Public conveyance in the UAE is expected to witness a refurbishment following the cabinet’s sanction of a national system for vehicles operating on the substitute fuel – a move that is projected to aid the nation for accomplishment of new clean energy goals.
On Sunday, the UAE cabinet permitted a nationwide system for hydrogen vehicles, as the nation ramps up construction of blue and green variants of the fuel.
Blue hydrogen is mass-formed from natural gas while green hydrogen refers to the fuel formed from clean energy sources.
As per the Research Agency, Fitch Solutions, the Hydorgen sector is poised to upsurge to $183Bn within 2023, from $129Bn during 2017. The research agency witnesses great power for hydrogen acceptance in conveyance.
The UAE has made noteworthy transfers to scale up its hydrogen economy, including the development of an association between the Abu Dhabi National Oil Company, Mubadala and ADQ, an industrial holding company.

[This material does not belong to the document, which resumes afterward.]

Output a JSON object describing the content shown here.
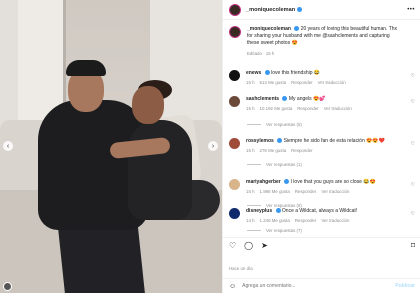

On Monday, Mubadala and Italy’s Snam signed a treaty to join forces on “combined investment and progress” of hydrogen.
The firms will undertake a series of technical and economic probability studies to progress “a hydrogen economy for the UAE”, Musabbeh Al Kaabi, chief executive of UAE Investments at Mubadala Investment Company, stated the same in a statement.
As per the statement given by Antoine Trieux, Managing Director and an infrastructure and energy industry banker at Natixis, “In terms of effect on the local economy, “captive convoys of vehicles” from passenger cars to heavy duty trucks that have flexible access to refuelling stations could take an added advantage from the endorsement of a hydrogen vehicle system.”
Mr Trieux further added that: “This includes taxi fleets, buses, vehicles in ports/airports, garbage trucks [and] delivery trucks.”
The Executive Director at Green Economy Foundation, Ivano Iannelli, stated that there are the equivalents for the swiftness with which UAE is in progression to utilizing their agenda as well as in the manner of development of Solar Power.
He further also stated that: “In terms of hydrogen, they’re not looking at an isolated component of the value chain, but they are taking the entire marketplace at once … so they’re looking at manufacturing, production, distribution [and] utilisation.”
Sunday’s cabinet meeting also permitted the green signal to a national energy and water mandate administration programme, which is pointing a 40 percent upsurge in effectiveness for the three most energy-concentrated sectors of the economy – transportation, industry and construction.
“This initiative highpoints the constant efforts of the UAE government to attain a balance between economic progress and the environment, and promote a culture of conservation,” stated Saeed Mohammed Al Tayer, managing director & chief executive at Dewa.
The UAE, also the Opec’s third-largest producer, strategies to green its power consumption and is pointing a 50 percent renewable energy utilization by 2050.
The nation is a signatory of the Paris Agreement, which pursues to restrict global warming to below pre-industrial levels of below 2 degrees Celsius. Efforts to progress efficiency across energy concentrated sectors is part of the UAE’s natural progress in “updating targets in relation to the non-energy sectors”, Mr Iannelli stated.